Do not DOI: Searchable hashes instead
April 29, 2014  

I missed this bit of news from December: GitHub, Mozilla, and figshare are trying enable academic citations for code. They do this by generating a DOI for code in a GitHub repository. This is an awful idea, backwards in every respect.

For those who don’t know, a DOI is a digital object identifier and it is used, badly, by publishers as a canonical reference for publications. The idea of having a canonical reference is good, but the reality is that publishers routinely botch the job.

For example, I recently mentioned an old paper of mine in a blog post. To get the link to the paper for my post, I started from my publications page, where I found that the link to the journal was dead—publishers don’t maintain their web sites well. After messing around with some web searches and clicking around the publishers site I managed to find a link to the paper. And on that page, it claims that the DOI of the paper is this: http://dx.doi.org. And that is not a DOI at all, it is a link to a web page where you can look up an article if you have its DOI. In other words, as far as I can tell, my publisher hasn’t assigned my article a DOI.

So not only are publishers bad at maintaining their publications online, they are bad at assigning DOIs and keeping them up to date. Furthermore, this paper—my paper—published in 2000, costs $45. FORTY-FIVE DOLLARS! What kind of value are they providing for this?

Now consider the start of this rant: software is becoming an important part of publications, so we need to have a canonical way to cite it in other academic work. But software kept in a GitHub repository already has a canonical identifier, namely, its git hash. And this is better than a DOI because it is a cryptographic fingerprint: if you obtain the software you can actually verify that you have a pristine copy, one that has not been tampered with.

Really what we should be working towards is replacing DOIs with hashes. Instead of assigning DOIs to code repositories, we should be putting academic articles into git repositories and citing them by hash. Then we can abandon the DOI system (and publishers!) altogether.

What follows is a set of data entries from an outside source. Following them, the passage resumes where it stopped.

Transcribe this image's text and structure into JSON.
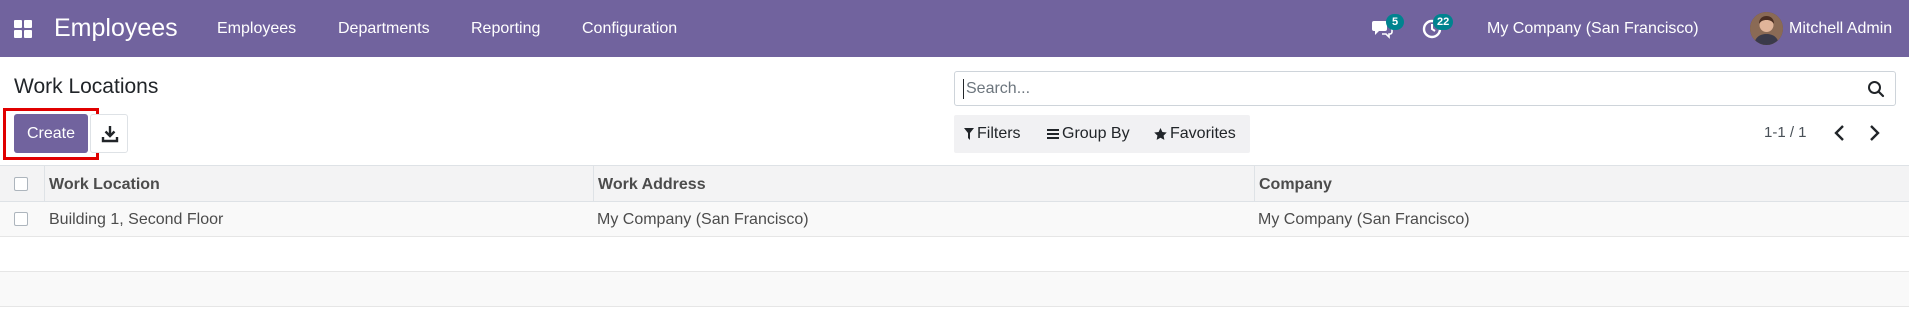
{
  "navbar": {
    "app_title": "Employees",
    "menu": [
      "Employees",
      "Departments",
      "Reporting",
      "Configuration"
    ],
    "messages_badge": "5",
    "activities_badge": "22",
    "company": "My Company (San Francisco)",
    "user": "Mitchell Admin",
    "background_color": "#71639e",
    "icons": [
      "apps-grid-icon",
      "chat-icon",
      "clock-icon",
      "avatar"
    ]
  },
  "control_panel": {
    "title": "Work Locations",
    "create_label": "Create",
    "search_placeholder": "Search...",
    "filters_label": "Filters",
    "group_by_label": "Group By",
    "favorites_label": "Favorites",
    "pager": "1-1 / 1",
    "highlight_color": "#e00000"
  },
  "list": {
    "columns": [
      "Work Location",
      "Work Address",
      "Company"
    ],
    "rows": [
      {
        "work_location": "Building 1, Second Floor",
        "work_address": "My Company (San Francisco)",
        "company": "My Company (San Francisco)"
      }
    ]
  }
}
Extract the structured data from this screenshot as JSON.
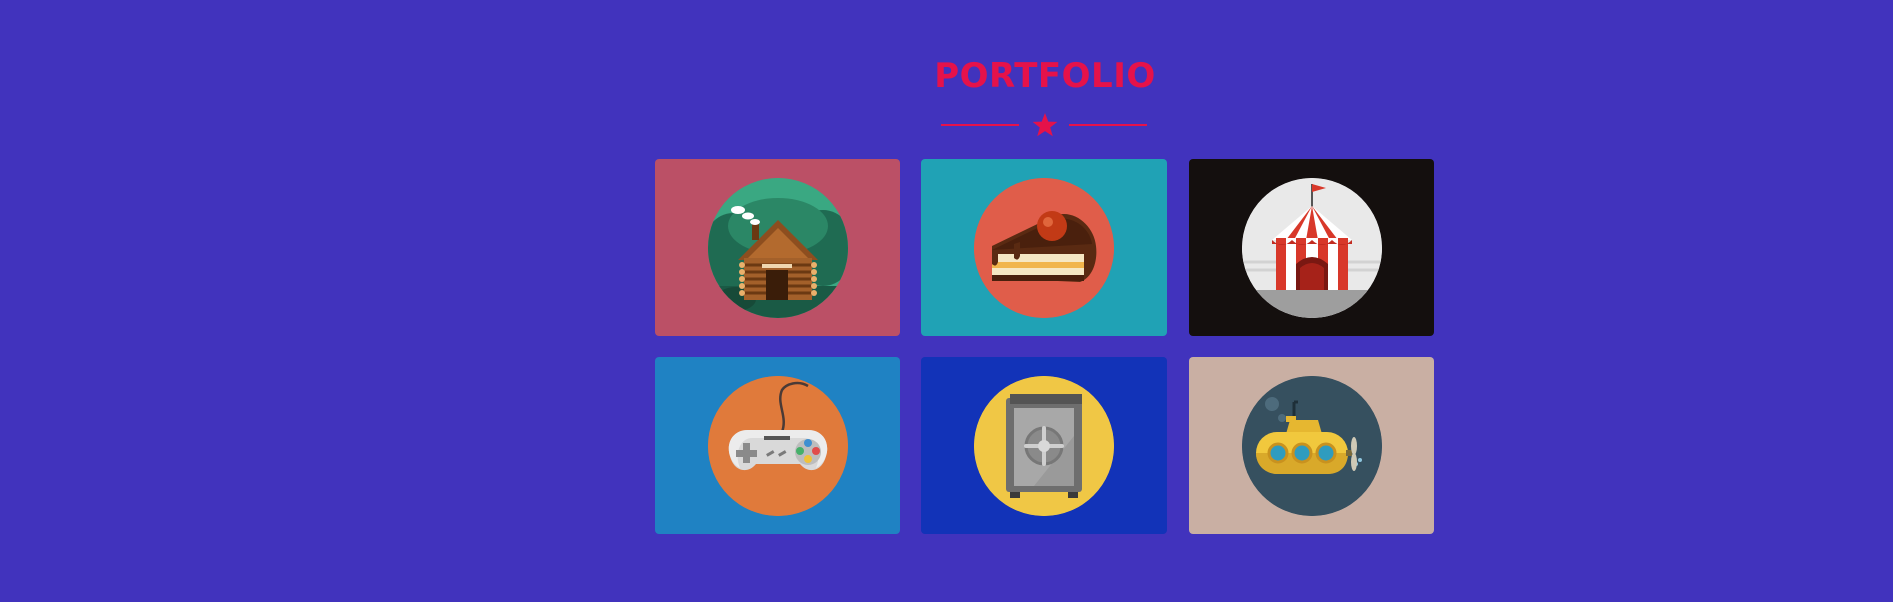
{
  "page": {
    "title": "PORTFOLIO"
  },
  "colors": {
    "background": "#4133bd",
    "accent": "#e5124a"
  },
  "portfolio": {
    "items": [
      {
        "name": "log-cabin",
        "icon": "log-cabin-icon",
        "tile_color": "#bb5066",
        "circle_color": "#2f8f72"
      },
      {
        "name": "cake-slice",
        "icon": "cake-slice-icon",
        "tile_color": "#20a2b5",
        "circle_color": "#e05d4a"
      },
      {
        "name": "circus-tent",
        "icon": "circus-tent-icon",
        "tile_color": "#140f0e",
        "circle_color": "#e9e9e9"
      },
      {
        "name": "game-controller",
        "icon": "game-controller-icon",
        "tile_color": "#1f82c3",
        "circle_color": "#e07a3b"
      },
      {
        "name": "safe",
        "icon": "safe-icon",
        "tile_color": "#1233b8",
        "circle_color": "#f0c745"
      },
      {
        "name": "submarine",
        "icon": "submarine-icon",
        "tile_color": "#c9afa3",
        "circle_color": "#36505f"
      }
    ]
  }
}
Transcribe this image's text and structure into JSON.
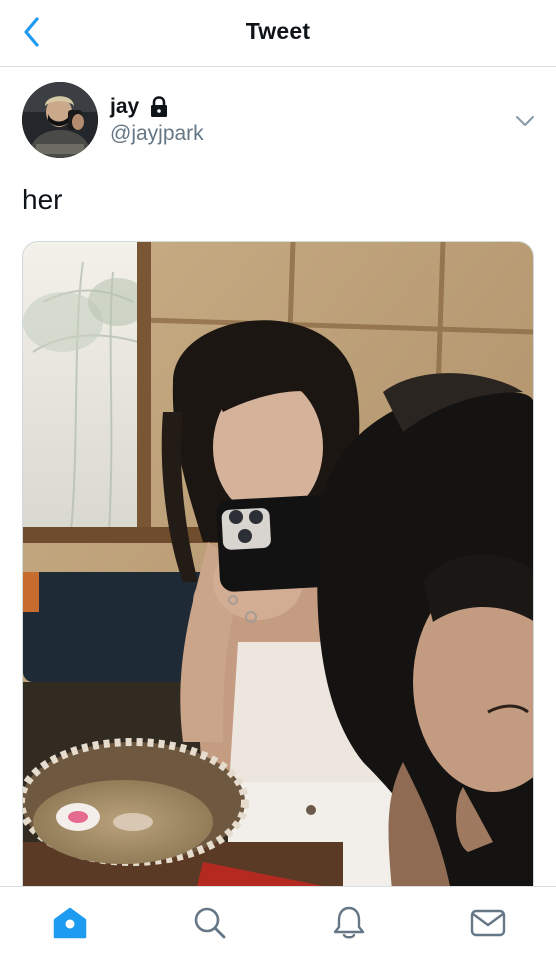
{
  "header": {
    "title": "Tweet",
    "back_icon": "chevron-left-icon"
  },
  "tweet": {
    "author": {
      "name": "jay",
      "handle": "@jayjpark",
      "protected_icon": "lock-icon"
    },
    "menu_icon": "chevron-down-icon",
    "text": "her",
    "media_icon": "photo"
  },
  "tabbar": {
    "items": [
      {
        "icon": "home-icon",
        "active": true
      },
      {
        "icon": "search-icon",
        "active": false
      },
      {
        "icon": "bell-icon",
        "active": false
      },
      {
        "icon": "mail-icon",
        "active": false
      }
    ]
  },
  "colors": {
    "accent": "#1d9bf0",
    "text": "#0f1419",
    "secondary": "#657786",
    "icon": "#657786",
    "border": "#d9dfe3"
  }
}
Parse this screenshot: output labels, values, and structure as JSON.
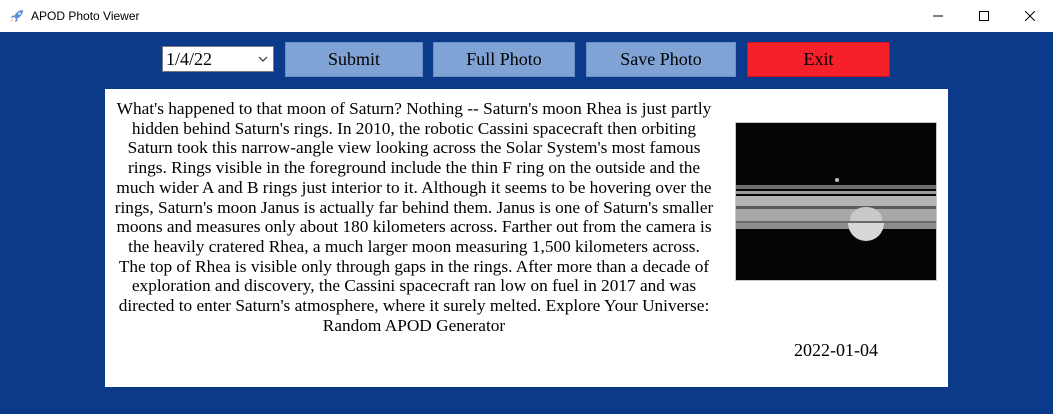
{
  "window": {
    "title": "APOD Photo Viewer",
    "icon": "rocket-icon",
    "controls": [
      "minimize-icon",
      "maximize-icon",
      "close-icon"
    ]
  },
  "toolbar": {
    "date_value": "1/4/22",
    "submit_label": "Submit",
    "full_photo_label": "Full Photo",
    "save_photo_label": "Save Photo",
    "exit_label": "Exit",
    "accent_button_color": "#7fa3d4",
    "exit_button_color": "#f5202a"
  },
  "content": {
    "description": "What's happened to that moon of Saturn? Nothing -- Saturn's moon Rhea is just partly hidden behind Saturn's rings. In 2010, the robotic Cassini spacecraft then orbiting Saturn took this narrow-angle view looking across the Solar System's most famous rings. Rings visible in the foreground include the thin F ring on the outside and the much wider A and B rings just interior to it. Although it seems to be hovering over the rings, Saturn's moon Janus is actually far behind them.  Janus is one of Saturn's smaller moons and measures only about 180 kilometers across. Farther out from the camera is the heavily cratered Rhea, a much larger moon measuring 1,500 kilometers across. The top of Rhea is visible only through gaps in the rings. After more than a decade of exploration and discovery, the Cassini spacecraft ran low on fuel in 2017 and was directed to enter Saturn's atmosphere, where it surely melted.   Explore Your Universe: Random APOD Generator",
    "photo_date": "2022-01-04"
  },
  "colors": {
    "window_background": "#0c3a8a",
    "panel_background": "#ffffff"
  }
}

There is one missing piece: given a hash we need to be able to find the repository. This should be easy: search engines should simply start indexing git repositories by hash. Strangely, they don’t already do so. Google, for instance, does not seem to be able to find GitHub repositories by hash. Even GitHub itself does not seem to index their repositories by hash. For example, 066f1e14c22b57791bb40bb783ab03b3cad9935b is the hash of one of my GitHub commits, and you can see it here on GitHub, but if you search for 066f1e14c22b57791bb40bb783ab03b3cad9935b on GitHub you get nothing.